The ethnic group associated with the art of El Baúl is thought to derive from southern Mexico. The style is found for 90 miles along the Pacific coast and perhaps as much as 30 miles into the mountainous interior of Guatemala.

See alsoBall Game, Pre-Columbian; Mesoamerica.

BIBLIOGRAPHY

John Eric Sidney Thompson, An Archaeological Reconnaissance in the Cotzumalhuapan Region: Excuintla, Guatemala, Carnegie Institution of Washington Publication 574, Contribution to American Anthropology and History no. 44 (1948).

Michael D. Coe, "Cycle 7 Monuments in Middle America: A Reconsideration," in American Anthropologist, 59, 4 (1957): 597-611.

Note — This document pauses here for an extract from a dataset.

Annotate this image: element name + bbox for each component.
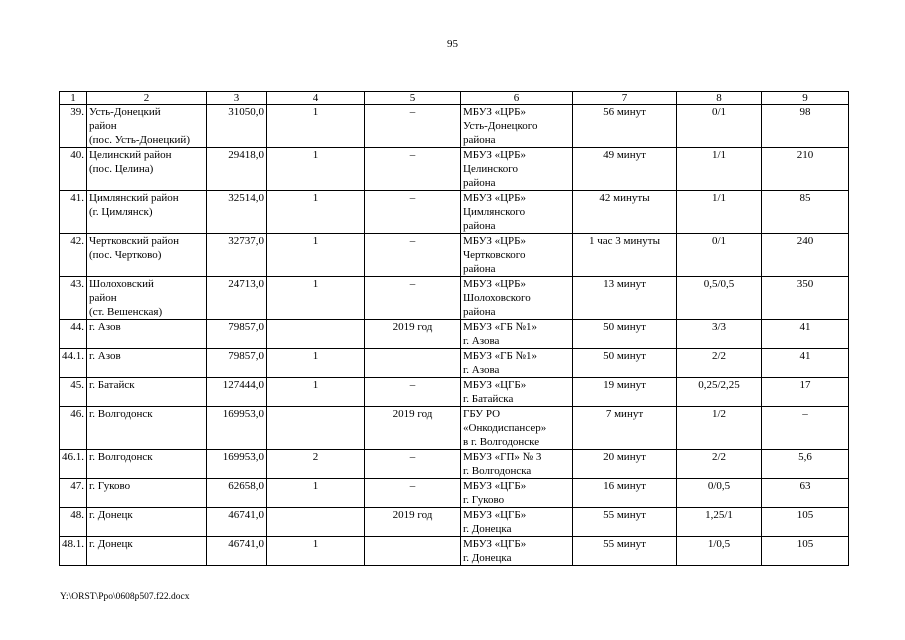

Lee Parsons, Bilbao, Guatemala: An Anthropological Study of the Pacific Coast Cotzumalhuapa Region, Publications in Anthropology (Milwaukee Public Museum) 11 and 12 (1967–1969).

Additional Bibliography

Evans, Susan Toby. Ancient Mexico & Central America: Archaeology and Culture History. London: Thames & Hudson, 2004.

Orellana, Sandra L. Ethnohistory of the Pacific Coast. Lancaster: Labyrinthos, 1995.

Oswaldo Fernando Chinchilla Mazariegos, Oswaldo Fernando, and Bárbara Arroyo, eds. Iconografía y escritura teotihuacana en la costa sur de Guatemala y Chiapas. Guatemala: Asociación Tikal, 2005.